Mit großer Erleichterung kommentiert die Rosenheimer SPD-Abgeordnete Maria Noichl das endgültige Aus der Planungen der Erdgasbohrungen unter dem Langbürgner See. "Dass dieser Wahnsinn jetzt ein Ende hat, ist voll und ganz zu begrüßen", so Noichl, betont aber zugleich, dass immer noch Baustellen offen zurück bleiben: "Das unsägliche Bergrecht, das die Bürger und Kommunen ausgrenzt und die offene Frage: Bezieht sich der Schutz eines Naturschutzgebietes nur auf die Oberfläche oder auch auf die Erd- und Steinschichten darunter?" Sie wollen an diesen Punkten aktiv weiterarbeiten, so Noichl. Den Aktiven des Bündnisses gegen die Bohrungen gratulierte sie zu ihrem Erfolg und ihrem Durchhaltevermögen.

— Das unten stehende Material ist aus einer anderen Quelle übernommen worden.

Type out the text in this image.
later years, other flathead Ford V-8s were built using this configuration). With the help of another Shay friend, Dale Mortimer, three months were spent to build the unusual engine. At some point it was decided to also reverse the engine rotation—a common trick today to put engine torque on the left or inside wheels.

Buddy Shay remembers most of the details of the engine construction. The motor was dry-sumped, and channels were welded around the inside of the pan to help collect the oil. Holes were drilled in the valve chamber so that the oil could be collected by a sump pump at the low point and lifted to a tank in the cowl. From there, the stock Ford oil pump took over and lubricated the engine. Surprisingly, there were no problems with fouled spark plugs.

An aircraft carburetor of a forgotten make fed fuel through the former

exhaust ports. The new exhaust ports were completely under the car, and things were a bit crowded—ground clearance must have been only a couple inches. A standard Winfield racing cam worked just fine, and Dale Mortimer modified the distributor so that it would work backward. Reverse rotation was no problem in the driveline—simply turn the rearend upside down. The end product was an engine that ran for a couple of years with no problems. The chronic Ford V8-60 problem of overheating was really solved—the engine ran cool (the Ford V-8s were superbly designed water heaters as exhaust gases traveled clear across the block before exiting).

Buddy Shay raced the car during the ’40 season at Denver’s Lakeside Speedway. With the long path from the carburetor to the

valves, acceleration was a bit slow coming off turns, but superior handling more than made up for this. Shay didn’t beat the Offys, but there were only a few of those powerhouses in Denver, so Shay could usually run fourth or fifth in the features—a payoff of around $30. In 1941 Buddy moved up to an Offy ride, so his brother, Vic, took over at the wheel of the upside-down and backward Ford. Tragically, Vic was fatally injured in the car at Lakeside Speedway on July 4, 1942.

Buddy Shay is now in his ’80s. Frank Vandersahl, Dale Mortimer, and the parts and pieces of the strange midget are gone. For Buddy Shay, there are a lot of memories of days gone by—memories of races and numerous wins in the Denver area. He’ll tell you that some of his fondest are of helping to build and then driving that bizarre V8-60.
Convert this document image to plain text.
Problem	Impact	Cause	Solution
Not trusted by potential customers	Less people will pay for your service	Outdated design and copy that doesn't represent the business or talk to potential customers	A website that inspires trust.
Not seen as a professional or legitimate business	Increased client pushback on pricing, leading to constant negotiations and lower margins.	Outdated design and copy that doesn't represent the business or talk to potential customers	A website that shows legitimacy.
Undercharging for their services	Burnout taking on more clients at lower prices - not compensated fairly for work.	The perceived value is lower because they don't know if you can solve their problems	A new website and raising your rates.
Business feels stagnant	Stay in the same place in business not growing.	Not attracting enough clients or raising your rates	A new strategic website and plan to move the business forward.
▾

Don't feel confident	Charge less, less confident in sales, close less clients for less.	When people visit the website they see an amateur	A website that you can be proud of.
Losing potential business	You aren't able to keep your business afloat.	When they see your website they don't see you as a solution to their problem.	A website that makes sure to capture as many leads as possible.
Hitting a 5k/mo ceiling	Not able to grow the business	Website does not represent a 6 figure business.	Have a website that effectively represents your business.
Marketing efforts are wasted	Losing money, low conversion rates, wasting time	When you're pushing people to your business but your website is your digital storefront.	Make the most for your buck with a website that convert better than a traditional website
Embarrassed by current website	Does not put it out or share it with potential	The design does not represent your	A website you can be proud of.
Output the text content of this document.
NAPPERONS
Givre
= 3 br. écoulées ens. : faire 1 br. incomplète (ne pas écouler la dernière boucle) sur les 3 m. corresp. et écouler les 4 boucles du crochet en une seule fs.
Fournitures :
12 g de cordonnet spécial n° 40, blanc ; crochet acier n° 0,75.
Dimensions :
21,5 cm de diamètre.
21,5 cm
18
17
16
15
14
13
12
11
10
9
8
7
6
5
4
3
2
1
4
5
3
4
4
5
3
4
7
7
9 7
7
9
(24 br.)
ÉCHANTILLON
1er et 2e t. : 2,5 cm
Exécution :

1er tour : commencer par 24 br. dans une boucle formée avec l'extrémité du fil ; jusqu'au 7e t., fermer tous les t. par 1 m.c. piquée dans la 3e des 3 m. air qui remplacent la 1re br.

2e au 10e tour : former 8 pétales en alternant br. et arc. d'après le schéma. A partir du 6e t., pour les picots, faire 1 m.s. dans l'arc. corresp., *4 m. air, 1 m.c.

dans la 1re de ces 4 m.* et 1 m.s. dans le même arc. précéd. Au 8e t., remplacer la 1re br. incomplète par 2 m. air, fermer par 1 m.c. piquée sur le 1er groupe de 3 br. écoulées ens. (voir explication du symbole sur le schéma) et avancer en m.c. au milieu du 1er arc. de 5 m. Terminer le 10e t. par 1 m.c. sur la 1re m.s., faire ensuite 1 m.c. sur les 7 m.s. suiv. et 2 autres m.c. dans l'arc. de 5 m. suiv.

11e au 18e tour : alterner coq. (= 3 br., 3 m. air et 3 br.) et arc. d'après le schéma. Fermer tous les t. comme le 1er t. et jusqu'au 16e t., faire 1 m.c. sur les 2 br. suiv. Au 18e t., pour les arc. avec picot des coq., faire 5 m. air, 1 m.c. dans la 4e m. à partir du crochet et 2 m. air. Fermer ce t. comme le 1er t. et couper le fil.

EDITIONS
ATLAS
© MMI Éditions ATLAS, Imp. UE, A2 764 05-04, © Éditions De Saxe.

Auch Klaus Stöttner, Rosenheimer Landtagsabgeordeter der CSU, freut sich über die Entscheidung der RAG. "Dies ist ein guter Tag für die Menschen im Landkreis Rosenheim", betonte Stöttner am Freitag. "Der gemeinsame Einsatz für den Erhalt unserer unberührten und schützenswerten Landschaft hat sich gelohnt." Erst in dieser Woche hatten Stöttner und der Rosenheimer Landrat Josef Neiderhell bei einem Gespräch mit Bayerns Wirtschaftsminister Martin Zeil und Umweltminister Marcel Huber vor den großen Bedenken der Bürger in der Region gewarnt und die Minister um Unterstützung gebeten: "Die Energiewende können wir nur gemeinsam mit den Menschen schaffen, nicht gegen sie" – so der Appell. Das Wohlergehen und die Gesundheit der Bevölkerung stehe an erster Stelle, sagte Stöttner. Daher hatte er auch gefordert, das Antragsverfahren der RAG Austria zu unterbrechen und die wasser- und naturschutzrechtlichen Fragen lückenlos und umfangreich zu prüfen und zu beantworten.

Dass die RAG nun von dem Vorhaben ablässt, bewertet Stöttner als einen gemeinsamen Erfolg: "Die Bürgerinitiativen in Breitbrunn und Bad Endorf haben in den vergangenen Monaten durch ihr engagiertes Vorgehen einen wichtigen Beitrag geleistet. Als zuständiger Stimmkreisabgeordneter habe ich die Ängste und Sorgen der Menschen sehr ernst genommen und mich auf politischer Ebene dafür eingesetzt, dass die Bürger beteiligt werden und die offenen Sachfragen transparent und umfassend geklärt werden", so der Abgeordnete. Die Entscheidung der RAG sei ein Beweis dafür, dass auch das Unternehmen erkannt habe, dass die Bohrung nicht gegen den Willen der Bürger durchzusetzen sei. "In Zukunft müssen wir die Menschen vor Ort mitnehmen, sie frühzeitig in Entscheidungen mit einbinden und dadurch Ängste abbauen. Wir brauchen Vertrauen zwischen Wirtschaft, Politik und der Bevölkerung", so Stöttner.